Scott Burns has an excellent article on his Asset Builder site where he discusses that for him as part of a married couple, delaying the beginning of Social Security benefits will result in an increased monthly payment. And that to buy an equivalent inflation-adjusted joint-and-survivor life annuity on the open market equal to the increase in monthly payment would cost much more than the Social Security benefits he lost during the one-year waiting period.

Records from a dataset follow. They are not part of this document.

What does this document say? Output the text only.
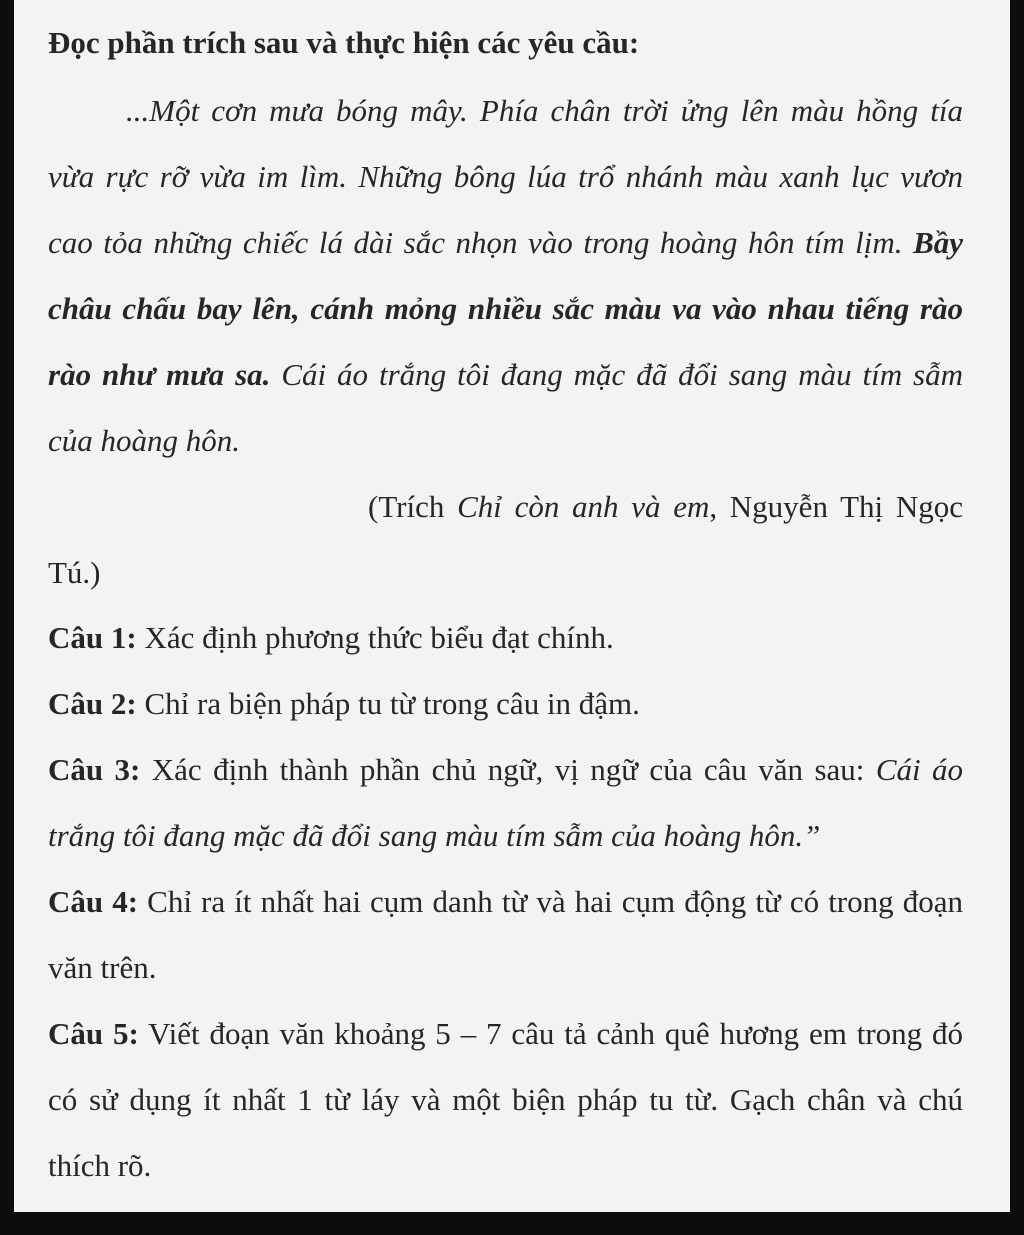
Đọc phần trích sau và thực hiện các yêu cầu:

...Một cơn mưa bóng mây. Phía chân trời ửng lên màu hồng tía vừa rực rỡ vừa im lìm. Những bông lúa trổ nhánh màu xanh lục vươn cao tỏa những chiếc lá dài sắc nhọn vào trong hoàng hôn tím lịm. Bầy châu chấu bay lên, cánh mỏng nhiều sắc màu va vào nhau tiếng rào rào như mưa sa. Cái áo trắng tôi đang mặc đã đổi sang màu tím sẫm của hoàng hôn.

(Trích Chỉ còn anh và em, Nguyễn Thị Ngọc Tú.)

Câu 1: Xác định phương thức biểu đạt chính.

Câu 2: Chỉ ra biện pháp tu từ trong câu in đậm.

Câu 3: Xác định thành phần chủ ngữ, vị ngữ của câu văn sau: Cái áo trắng tôi đang mặc đã đổi sang màu tím sẫm của hoàng hôn.”

Câu 4: Chỉ ra ít nhất hai cụm danh từ và hai cụm động từ có trong đoạn văn trên.

Câu 5: Viết đoạn văn khoảng 5 – 7 câu tả cảnh quê hương em trong đó có sử dụng ít nhất 1 từ láy và một biện pháp tu từ. Gạch chân và chú thích rõ.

A little background for those unfamiliar with some of the concepts. Social Security benefits based on your earnings increase the longer you delay the commencement of benefits, up to the age of 70. Someone whose Normal Retirement Age is 66 will receive a monthly benefit that's 8% higher if he waits until the age of 67 to start benefits. Also, Social Security benefits also are increased with inflation. A lifetime annuity is one which is purchased with an initial contribution, and then the annuitant receives a monthly payment for his lifetime. Some annuities are offered with options, such as return of principal, that are not equivalent to Social Security. One option that is equivalent to Social Security is joint-and-survivor life. The annuity can be structured to pay a certain amount to the annuitant, and if he dies then all or a portion will be paid for the lifetime of his survivor (named at the purchase of the annuity). Under Social Security, when one of a married couple dies, the survivor continues to receive the larger of the two Social Security checks (unless the Government Pension Offset provision applies).

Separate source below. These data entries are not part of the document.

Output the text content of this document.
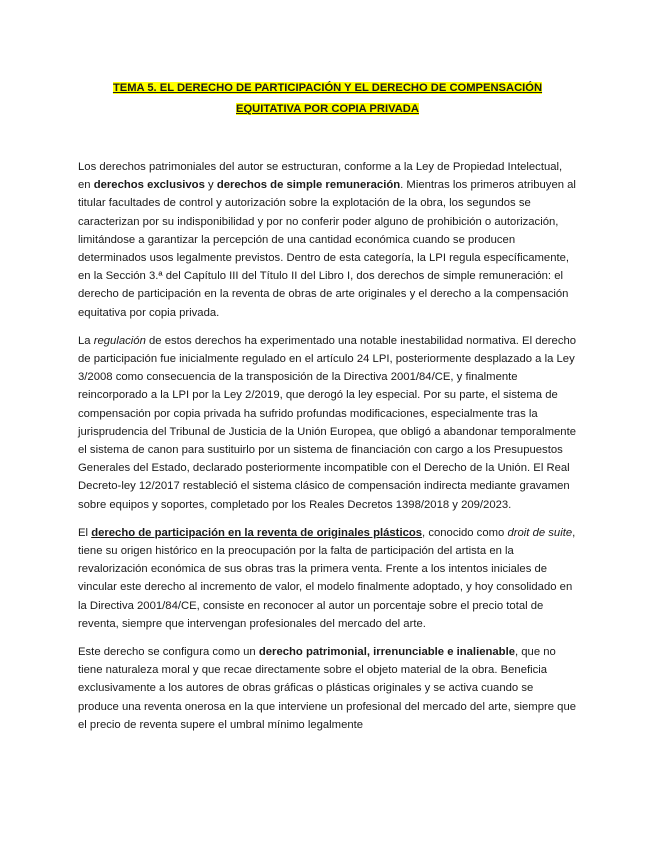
TEMA 5. EL DERECHO DE PARTICIPACIÓN Y EL DERECHO DE COMPENSACIÓN
EQUITATIVA POR COPIA PRIVADA

Los derechos patrimoniales del autor se estructuran, conforme a la Ley de Propiedad Intelectual, en derechos exclusivos y derechos de simple remuneración. Mientras los primeros atribuyen al titular facultades de control y autorización sobre la explotación de la obra, los segundos se caracterizan por su indisponibilidad y por no conferir poder alguno de prohibición o autorización, limitándose a garantizar la percepción de una cantidad económica cuando se producen determinados usos legalmente previstos. Dentro de esta categoría, la LPI regula específicamente, en la Sección 3.ª del Capítulo III del Título II del Libro I, dos derechos de simple remuneración: el derecho de participación en la reventa de obras de arte originales y el derecho a la compensación equitativa por copia privada.

La regulación de estos derechos ha experimentado una notable inestabilidad normativa. El derecho de participación fue inicialmente regulado en el artículo 24 LPI, posteriormente desplazado a la Ley 3/2008 como consecuencia de la transposición de la Directiva 2001/84/CE, y finalmente reincorporado a la LPI por la Ley 2/2019, que derogó la ley especial. Por su parte, el sistema de compensación por copia privada ha sufrido profundas modificaciones, especialmente tras la jurisprudencia del Tribunal de Justicia de la Unión Europea, que obligó a abandonar temporalmente el sistema de canon para sustituirlo por un sistema de financiación con cargo a los Presupuestos Generales del Estado, declarado posteriormente incompatible con el Derecho de la Unión. El Real Decreto-ley 12/2017 restableció el sistema clásico de compensación indirecta mediante gravamen sobre equipos y soportes, completado por los Reales Decretos 1398/2018 y 209/2023.

El derecho de participación en la reventa de originales plásticos, conocido como droit de suite, tiene su origen histórico en la preocupación por la falta de participación del artista en la revalorización económica de sus obras tras la primera venta. Frente a los intentos iniciales de vincular este derecho al incremento de valor, el modelo finalmente adoptado, y hoy consolidado en la Directiva 2001/84/CE, consiste en reconocer al autor un porcentaje sobre el precio total de reventa, siempre que intervengan profesionales del mercado del arte.

Este derecho se configura como un derecho patrimonial, irrenunciable e inalienable, que no tiene naturaleza moral y que recae directamente sobre el objeto material de la obra. Beneficia exclusivamente a los autores de obras gráficas o plásticas originales y se activa cuando se produce una reventa onerosa en la que interviene un profesional del mercado del arte, siempre que el precio de reventa supere el umbral mínimo legalmente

Let's consider a married couple, in which the wife has earned a Social Security benefit equal to 50% of her husband's. She can draw a benefit based on her own earnings, when her husband retires they also receive his benefits. If the husband dies, the widow no longer receives her own benefit but continues to receive her husbands. If the wife was a stay-at-home mom and has no benefit based on her own earnings but will also receive spousal benefits of up to 50% of her husband's benefit, depending on her age of retirement. However, spousal benefits can't start until her husband also draws his Social Security. In either of these two cases, the widow's benefit is equivalent to her continuing to draw her own benefits plus 50% of her husband's.
In the table below, I have some figures as to the monthly check from an annuity or Social Security benefits not taken during a waiting period. For example, a value of 0.005 would mean that for an annuity contribution of $100,000 a monthly check of $500 would be paid that would be adjusted upward for inflation. Social Security values are for those whose Normal Retirement Age is 66. Annuity values are obtained from Vanguard's web site, see Scott's site for a link.
The return for delayed Social Security varies because of the formula used to compute benefits. For example waiting from age 66 to 67 increases benefits by 8%, but waiting from age 69 to 70 increases benefits only 6.45%. This is not actuarially correct since 1 year is a higher portion of your remaining life expectancy the older you get.
As a single male, the spousal aspects of Social Security do not effect me, and there fore my payments under an annuity are 12-15% higher than they would be if I provided a 50% survivor's benefit to a wife of the same age. Therefore, the advantage to me for delaying Social Security is less than for a married man. Even so, I come out ahead up until the age of 68, after which I come out ahead because of the actuarially incorrect computation of Social Security.
For a single female, the advantage for delaying benefits is extended to the age of 69. That's because an annuity payments are lower to a female, not because of male chauvanism but rather because a female has a longer life expectancy.
For a joint-and-survivor annuity with the wife getting 50%, the payments are slightly below that of a single female, so the advantage for delaying benefits also ends at about age 69. This assumes that the wife is exactly the same age as the husband. The payments will be decreased for a younger wife, with greater reductions for a greater difference in ages. Also to be considered is whether the wife has a benefit based on her own earnings that's higher than the spousal benefit. In that case, the survivor's benefit is less than 50% so an annuity payment would be higher than that in the table, and the advantage for delaying benefits decreases.
For a couple with a stay-at-home wife, the advantages for delaying benefits are the same as a single male up until the wife reaches her Normal Retirement Age. After that, any disadvantage quickly disappears because spousal benefits are not increased for waiting beyond Normal Retirement age -- but they are decreased for taking benefits before the Normal Retirement age.
Hopefully this along with Scott Burn's article will provide some food for thought. I urge you to learn more about how your benefits are computed from the Social Security Administration web site, the links on Scott's article, and some study of your own situation. There are other factors to consider, such as whether your Normal Retirement age is close to 65 or to 67.